Some of my favorite places to find my buddy?  I’ve had a few…

A pool, I love swimming, so me alone in a pool is heaven. All the waves moving throughout the pool, whether they be waves I have created physically with my arms or through my chakras system, are mine.  It feels amazing to resonate alone with my energy splashing against the edges of the pool and back to me.  Solitude lets me float and play and dream, and many times figure out what’s ailing me, or what my next move needs to be.  Like a chess board, in life we’ve always got moves to figure out.

Another favorite, the BEACH … definitely one of my true loves.  I used to live on the coast, and when I first moved there, it was not unusual for me to be the only one on the beach.  Can you imagine?  In the four short years I lived there, that already began to change.  But while I was blessed with that treasure, I can’t tell you how many times I walked the shoreline, taking a break to lay down, using my coat as a pillow, and awakening some 30 minutes later to the sound of the waves and a peaceful soul, regardless of what my mood might have been when I stepped foot on the beach.  Solitude sidled up next to my side as I slept peacefully in the sand.
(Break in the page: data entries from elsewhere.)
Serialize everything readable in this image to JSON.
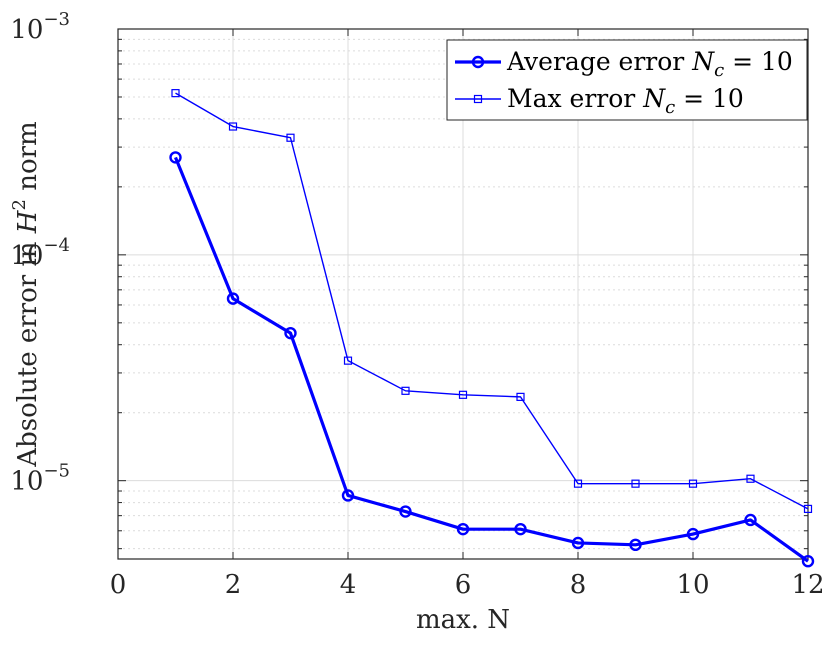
{
  "chart_data": {
    "type": "line",
    "xlabel": "max. N",
    "ylabel": {
      "prefix": "Absolute error in ",
      "var": "H",
      "sup": "2",
      "suffix": " norm"
    },
    "xlim": [
      0,
      12
    ],
    "ylim": [
      4.5e-06,
      0.001
    ],
    "yscale": "log",
    "grid": true,
    "minor_grid": true,
    "legend_position": "top-right",
    "x_ticks": [
      "0",
      "2",
      "4",
      "6",
      "8",
      "10",
      "12"
    ],
    "y_ticks": [
      {
        "base": "10",
        "exp": "−5",
        "value": 1e-05
      },
      {
        "base": "10",
        "exp": "−4",
        "value": 0.0001
      },
      {
        "base": "10",
        "exp": "−3",
        "value": 0.001
      }
    ],
    "colors": {
      "series": "#0000ff",
      "axis": "#262626",
      "grid": "#dcdcdc"
    },
    "series": [
      {
        "name": {
          "prefix": "Average error ",
          "var": "N",
          "sub": "c",
          "suffix": " = 10"
        },
        "marker": "circle",
        "line_width": "thick",
        "x": [
          1,
          2,
          3,
          4,
          5,
          6,
          7,
          8,
          9,
          10,
          11,
          12
        ],
        "values": [
          0.00027,
          6.4e-05,
          4.5e-05,
          8.6e-06,
          7.3e-06,
          6.1e-06,
          6.1e-06,
          5.3e-06,
          5.2e-06,
          5.8e-06,
          6.7e-06,
          4.4e-06
        ]
      },
      {
        "name": {
          "prefix": "Max error ",
          "var": "N",
          "sub": "c",
          "suffix": " = 10"
        },
        "marker": "square",
        "line_width": "thin",
        "x": [
          1,
          2,
          3,
          4,
          5,
          6,
          7,
          8,
          9,
          10,
          11,
          12
        ],
        "values": [
          0.00052,
          0.00037,
          0.00033,
          3.4e-05,
          2.5e-05,
          2.4e-05,
          2.35e-05,
          9.7e-06,
          9.7e-06,
          9.7e-06,
          1.02e-05,
          7.5e-06
        ]
      }
    ]
  }
}
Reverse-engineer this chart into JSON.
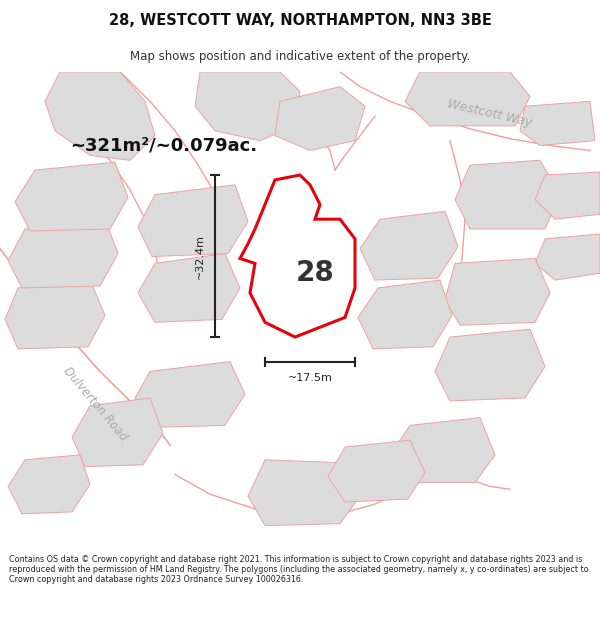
{
  "title": "28, WESTCOTT WAY, NORTHAMPTON, NN3 3BE",
  "subtitle": "Map shows position and indicative extent of the property.",
  "area_text": "~321m²/~0.079ac.",
  "label_28": "28",
  "dim_vertical": "~32.4m",
  "dim_horizontal": "~17.5m",
  "road_label_westcott": "Westcott Way",
  "road_label_dulverton": "Dulverton Road",
  "footer": "Contains OS data © Crown copyright and database right 2021. This information is subject to Crown copyright and database rights 2023 and is reproduced with the permission of HM Land Registry. The polygons (including the associated geometry, namely x, y co-ordinates) are subject to Crown copyright and database rights 2023 Ordnance Survey 100026316.",
  "bg_color": "#ffffff",
  "map_bg": "#ffffff",
  "plot_fill": "#ffffff",
  "plot_stroke": "#e8000a",
  "other_plots_fill": "#dcdcdc",
  "other_plots_stroke": "#f0a0a0",
  "road_stroke": "#f0a0a0",
  "dim_color": "#222222",
  "label_color": "#333333",
  "area_text_color": "#111111",
  "road_label_color": "#aaaaaa"
}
I miss the beach, and have yet to make the river that winds through the hills I live in, my friend, but I will in time.  It’s been a lack of time more than anything that has kept me from that.  (Well, that and maybe the fact that I’ve seen the bears scavenging for food on the other side of the river while I’ve been hiking, not really thinking a nap is the right thing?????)

I recently met Solitude in a brand new place, the train.  My new job (yeah, I know, I still haven’t told you guys about that) necessitates me traveling on the train to San Francisco once every few weeks.  I actually love the train, watching out the windows as the beautiful landscape passes by my window.  Sitting in the first car, I can hear the train’s horn as it sounds going through the populated areas.  It’s constant and muffled inside the cabin, and reminds me of the distant fog horns I heard living at the beach, which I also loved.  I find the sounds soothing, a marker of life moving forward, reminding others to stay safe and be well.

My grandfather spent his life working for the railroad.  My mom told me such sweet stories about him, and her memories being the daughter of a railroad man.  I never knew him, he passed long before I was born, but the way I feel on trains makes me know his blood definitely courses through my veins.

My train ride begins in Auburn at 6:30 a.m.  We are the first stop.  The train sits empty, quietly awaiting us first arrivals that will board in Auburn.  We are also the last stop of the day when we return at 6:30 p.m.  A full day, 12 hours later we pull sleepily back into the station.  The last 30 minutes of the ride are the most beautiful as we snake through the foothills.

Last week during the last 30 minutes, I looked up to realize I was the only one left in the train car.  My pal, Solitude, had surprised and delighted me once again.  The feeling is a bit hard to describe, even for one who loves words … but the best I can describe what I feel is that I breathe deep without even trying, I relax, I feel a little mischievous, I begin to fill the space even if that’s just in my mind, and I enjoy it for as long as it lasts. And when I must part with my pal, I feel like I’m walking on air.

Solitude and I rode through the hills together in my empty compartment until I bid him farewell as we pulled into Auburn.  I tipped my hat, told him not to be a stranger, and that I hoped to see him again soon.

I got my wish today, as I swam my last laps in our HOA pool before it closes this weekend for the winter.  There was only one other swimmer that left me alone for the last 20 minutes of my swim.  Once again, I was blessed to swim alone, and quietly say my goodbyes to the waves for another season, but hopefully not Solitude.

This weekend we join our beloved lifelong friends to celebrate the marriage of their son.  Contrasts in life, the importance of mixin’ it  up …. life is full of treasures.